I doczekałam ostatniego piątku, powoli można zacząć odliczać godziny do wyjazdu. Wczoraj nie pisałam bo i nie było o czym a nie będę Wam ciągle pisać, że Fryderyka na zmianę raz się śmieje a raz płacze. Kai jednak dzisiaj przyjechał, był przekonany, że jak jutro jadę do domu najwidoczniej się super dogadali z Brittą. Na temat wyjazdu była już rozmowa 2 tygodnie temu że nie mam połączenia, już teraz nie ma co tego roztrząsać. Na dole trwa impreza a ja sobie spokojnie siedzę u siebie w pokoju, chciałam napisać wcześniej ale laptop mi coś szwankuje i co chwilę się wiesza chyba tym razem będąc w Polsce ulituję się nad nim i oddam go do oczyszczenia.

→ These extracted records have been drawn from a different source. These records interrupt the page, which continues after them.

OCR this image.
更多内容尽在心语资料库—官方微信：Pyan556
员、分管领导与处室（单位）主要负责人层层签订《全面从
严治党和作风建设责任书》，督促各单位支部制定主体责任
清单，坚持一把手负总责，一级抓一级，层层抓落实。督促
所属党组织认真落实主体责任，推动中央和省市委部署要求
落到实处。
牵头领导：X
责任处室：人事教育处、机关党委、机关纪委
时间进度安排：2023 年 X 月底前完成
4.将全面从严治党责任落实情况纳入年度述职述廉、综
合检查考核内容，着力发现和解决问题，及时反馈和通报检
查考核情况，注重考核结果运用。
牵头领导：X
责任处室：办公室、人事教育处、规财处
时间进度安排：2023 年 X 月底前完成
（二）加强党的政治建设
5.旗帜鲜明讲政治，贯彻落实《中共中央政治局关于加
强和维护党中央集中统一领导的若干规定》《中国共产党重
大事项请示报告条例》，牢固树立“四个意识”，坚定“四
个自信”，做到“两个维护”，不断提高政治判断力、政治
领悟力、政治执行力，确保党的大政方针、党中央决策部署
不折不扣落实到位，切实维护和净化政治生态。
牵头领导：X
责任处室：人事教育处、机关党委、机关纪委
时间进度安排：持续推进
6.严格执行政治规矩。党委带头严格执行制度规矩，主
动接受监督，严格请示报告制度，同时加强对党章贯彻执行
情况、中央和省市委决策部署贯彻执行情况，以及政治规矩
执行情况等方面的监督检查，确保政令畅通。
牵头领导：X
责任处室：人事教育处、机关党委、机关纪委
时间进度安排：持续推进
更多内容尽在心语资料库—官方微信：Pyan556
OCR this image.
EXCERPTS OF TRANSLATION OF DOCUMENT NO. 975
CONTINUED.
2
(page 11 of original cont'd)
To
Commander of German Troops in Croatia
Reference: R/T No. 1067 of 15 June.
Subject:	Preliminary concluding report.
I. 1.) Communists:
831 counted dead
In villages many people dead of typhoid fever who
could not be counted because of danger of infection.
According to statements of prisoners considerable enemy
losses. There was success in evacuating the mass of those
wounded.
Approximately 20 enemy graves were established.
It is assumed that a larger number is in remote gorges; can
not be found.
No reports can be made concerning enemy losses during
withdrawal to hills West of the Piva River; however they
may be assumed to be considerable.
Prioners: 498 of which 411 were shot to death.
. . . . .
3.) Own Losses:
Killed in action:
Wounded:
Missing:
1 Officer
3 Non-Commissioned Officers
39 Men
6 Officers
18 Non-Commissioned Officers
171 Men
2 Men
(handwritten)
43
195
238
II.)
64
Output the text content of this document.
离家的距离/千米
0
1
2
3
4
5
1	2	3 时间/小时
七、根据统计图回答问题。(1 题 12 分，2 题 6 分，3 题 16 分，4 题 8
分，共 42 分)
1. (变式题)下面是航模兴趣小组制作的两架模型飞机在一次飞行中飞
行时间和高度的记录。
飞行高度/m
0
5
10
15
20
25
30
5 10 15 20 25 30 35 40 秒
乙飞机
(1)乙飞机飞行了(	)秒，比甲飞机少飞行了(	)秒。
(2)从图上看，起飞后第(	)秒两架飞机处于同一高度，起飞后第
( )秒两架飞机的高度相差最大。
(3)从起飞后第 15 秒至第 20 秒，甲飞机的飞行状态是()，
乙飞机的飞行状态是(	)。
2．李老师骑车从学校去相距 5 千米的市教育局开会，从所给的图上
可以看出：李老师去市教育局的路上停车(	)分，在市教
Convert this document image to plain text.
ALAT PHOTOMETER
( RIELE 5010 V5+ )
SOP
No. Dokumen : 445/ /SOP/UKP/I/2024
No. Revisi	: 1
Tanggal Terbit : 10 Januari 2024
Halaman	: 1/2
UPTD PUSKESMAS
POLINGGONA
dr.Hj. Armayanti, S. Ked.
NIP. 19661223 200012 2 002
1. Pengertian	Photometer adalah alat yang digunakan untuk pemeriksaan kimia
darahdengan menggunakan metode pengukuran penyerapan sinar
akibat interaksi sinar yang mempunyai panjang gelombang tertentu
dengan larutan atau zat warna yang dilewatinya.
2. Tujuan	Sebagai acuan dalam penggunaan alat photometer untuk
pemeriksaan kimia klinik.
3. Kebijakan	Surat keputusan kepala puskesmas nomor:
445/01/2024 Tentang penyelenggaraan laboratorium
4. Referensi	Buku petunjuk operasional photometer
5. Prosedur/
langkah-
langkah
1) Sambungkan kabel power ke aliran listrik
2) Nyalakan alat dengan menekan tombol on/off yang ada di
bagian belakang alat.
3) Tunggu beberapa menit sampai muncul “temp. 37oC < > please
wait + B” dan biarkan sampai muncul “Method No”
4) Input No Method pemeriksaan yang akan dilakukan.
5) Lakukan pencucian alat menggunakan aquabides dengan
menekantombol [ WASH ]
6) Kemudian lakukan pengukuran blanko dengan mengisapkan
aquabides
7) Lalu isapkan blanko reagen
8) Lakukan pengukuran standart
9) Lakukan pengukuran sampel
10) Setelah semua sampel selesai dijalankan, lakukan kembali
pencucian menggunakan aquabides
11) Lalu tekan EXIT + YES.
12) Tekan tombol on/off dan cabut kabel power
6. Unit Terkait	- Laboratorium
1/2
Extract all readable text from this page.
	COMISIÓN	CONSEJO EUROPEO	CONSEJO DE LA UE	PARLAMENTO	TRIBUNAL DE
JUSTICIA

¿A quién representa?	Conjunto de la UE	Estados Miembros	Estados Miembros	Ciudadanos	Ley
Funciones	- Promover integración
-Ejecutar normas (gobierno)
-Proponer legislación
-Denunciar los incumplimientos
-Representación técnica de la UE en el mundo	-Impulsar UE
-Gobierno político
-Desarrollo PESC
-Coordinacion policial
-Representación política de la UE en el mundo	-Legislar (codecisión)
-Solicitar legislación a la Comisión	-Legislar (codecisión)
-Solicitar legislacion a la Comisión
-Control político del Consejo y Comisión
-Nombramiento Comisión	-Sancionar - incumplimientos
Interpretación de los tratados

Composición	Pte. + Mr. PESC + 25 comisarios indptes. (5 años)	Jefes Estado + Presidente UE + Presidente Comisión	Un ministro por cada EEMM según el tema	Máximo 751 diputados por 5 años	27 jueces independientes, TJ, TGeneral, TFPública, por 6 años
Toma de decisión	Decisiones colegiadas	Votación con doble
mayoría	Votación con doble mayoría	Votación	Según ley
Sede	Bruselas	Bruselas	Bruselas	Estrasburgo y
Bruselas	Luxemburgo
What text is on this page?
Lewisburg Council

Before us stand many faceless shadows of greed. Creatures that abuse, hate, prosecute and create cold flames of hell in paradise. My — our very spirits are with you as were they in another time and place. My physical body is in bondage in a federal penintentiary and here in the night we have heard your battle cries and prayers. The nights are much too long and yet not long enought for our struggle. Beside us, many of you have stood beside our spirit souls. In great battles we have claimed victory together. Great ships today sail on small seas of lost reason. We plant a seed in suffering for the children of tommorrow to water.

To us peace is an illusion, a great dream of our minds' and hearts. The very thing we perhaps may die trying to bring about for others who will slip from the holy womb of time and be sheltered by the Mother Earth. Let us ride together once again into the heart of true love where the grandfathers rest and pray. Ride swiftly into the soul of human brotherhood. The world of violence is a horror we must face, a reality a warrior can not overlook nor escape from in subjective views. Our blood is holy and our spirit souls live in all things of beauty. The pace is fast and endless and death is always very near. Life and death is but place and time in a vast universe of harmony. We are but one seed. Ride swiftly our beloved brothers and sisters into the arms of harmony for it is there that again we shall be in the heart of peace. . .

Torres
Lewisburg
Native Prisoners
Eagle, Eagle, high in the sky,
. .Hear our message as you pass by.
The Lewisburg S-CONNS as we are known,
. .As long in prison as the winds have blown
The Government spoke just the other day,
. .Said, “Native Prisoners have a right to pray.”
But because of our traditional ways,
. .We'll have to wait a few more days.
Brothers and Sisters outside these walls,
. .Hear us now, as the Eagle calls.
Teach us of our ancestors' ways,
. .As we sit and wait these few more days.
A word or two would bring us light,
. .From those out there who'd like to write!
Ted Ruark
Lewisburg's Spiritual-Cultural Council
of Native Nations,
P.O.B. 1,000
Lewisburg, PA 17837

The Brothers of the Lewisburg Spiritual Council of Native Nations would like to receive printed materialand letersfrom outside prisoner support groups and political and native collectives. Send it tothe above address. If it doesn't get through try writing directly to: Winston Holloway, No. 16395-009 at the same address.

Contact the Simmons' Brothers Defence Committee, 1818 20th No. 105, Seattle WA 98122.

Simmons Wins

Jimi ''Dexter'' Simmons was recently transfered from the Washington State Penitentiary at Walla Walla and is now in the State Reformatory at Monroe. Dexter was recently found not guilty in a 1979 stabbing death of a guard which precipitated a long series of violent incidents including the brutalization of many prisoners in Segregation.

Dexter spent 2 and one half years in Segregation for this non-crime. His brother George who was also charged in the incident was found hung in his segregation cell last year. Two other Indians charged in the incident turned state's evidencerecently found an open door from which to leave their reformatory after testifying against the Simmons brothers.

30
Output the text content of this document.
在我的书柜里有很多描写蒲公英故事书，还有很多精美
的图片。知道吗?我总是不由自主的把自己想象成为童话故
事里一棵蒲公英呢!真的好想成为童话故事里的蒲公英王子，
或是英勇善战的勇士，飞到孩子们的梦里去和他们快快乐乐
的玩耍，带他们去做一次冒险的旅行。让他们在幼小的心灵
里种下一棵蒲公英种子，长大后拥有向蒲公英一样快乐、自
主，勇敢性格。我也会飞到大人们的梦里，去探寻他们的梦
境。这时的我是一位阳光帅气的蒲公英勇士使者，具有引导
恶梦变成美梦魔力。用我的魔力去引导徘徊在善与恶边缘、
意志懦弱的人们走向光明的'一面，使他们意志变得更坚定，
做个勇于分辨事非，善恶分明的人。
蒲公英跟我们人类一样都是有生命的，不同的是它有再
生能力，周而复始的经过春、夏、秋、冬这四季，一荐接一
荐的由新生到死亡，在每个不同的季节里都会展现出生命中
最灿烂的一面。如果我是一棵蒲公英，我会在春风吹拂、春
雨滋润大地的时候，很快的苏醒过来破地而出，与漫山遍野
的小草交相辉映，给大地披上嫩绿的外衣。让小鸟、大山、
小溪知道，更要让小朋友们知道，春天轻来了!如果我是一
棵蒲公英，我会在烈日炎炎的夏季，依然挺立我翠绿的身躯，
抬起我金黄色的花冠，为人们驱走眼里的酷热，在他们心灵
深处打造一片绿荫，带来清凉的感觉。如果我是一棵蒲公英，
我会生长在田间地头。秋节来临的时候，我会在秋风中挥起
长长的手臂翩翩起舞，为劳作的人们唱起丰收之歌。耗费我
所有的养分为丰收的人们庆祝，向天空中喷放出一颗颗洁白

Już jestem zmęczona, nie fizycznie ale mózg już nie chce tak pracować jak na w pierwszych tygodniach pracy. Śmiałam się dzisiaj do Jutty, że moje ciało jest jeszcze w Niemczech a myśli już w Polsce. Jeszcze mówienie to jako tako mi idzie, ale mam problem ze zrozumieniem prostych zdań już mi się po prostu nie chce myśleć po niemiecku. Teraz już pakowanie i do domu. Dałam wczoraj Jutcie jedną z kartek świątecznych, była zaskoczona, dzisiaj ja dostałam od niej takiego fajnego krasnala. Będzie sobie stał na półce u mnie w pokoju, fajna pamiątka

Uciekam, spać idę. Dobrej nocy.
I zaraz będziesz u rodziny ❤️
PolubieniePolubienie
Po tylu tygodniach i tak rozchwianej podopiecznej masz prawo być zmęczona. Na szczęście to już prawie za Tobą 🙂 Miłego i przede wszystkim spokojnego weekendu 🙂
PolubieniePolubienie
Te ostatnie dni ciągną się najbardziej..to jednak już prawie w domu.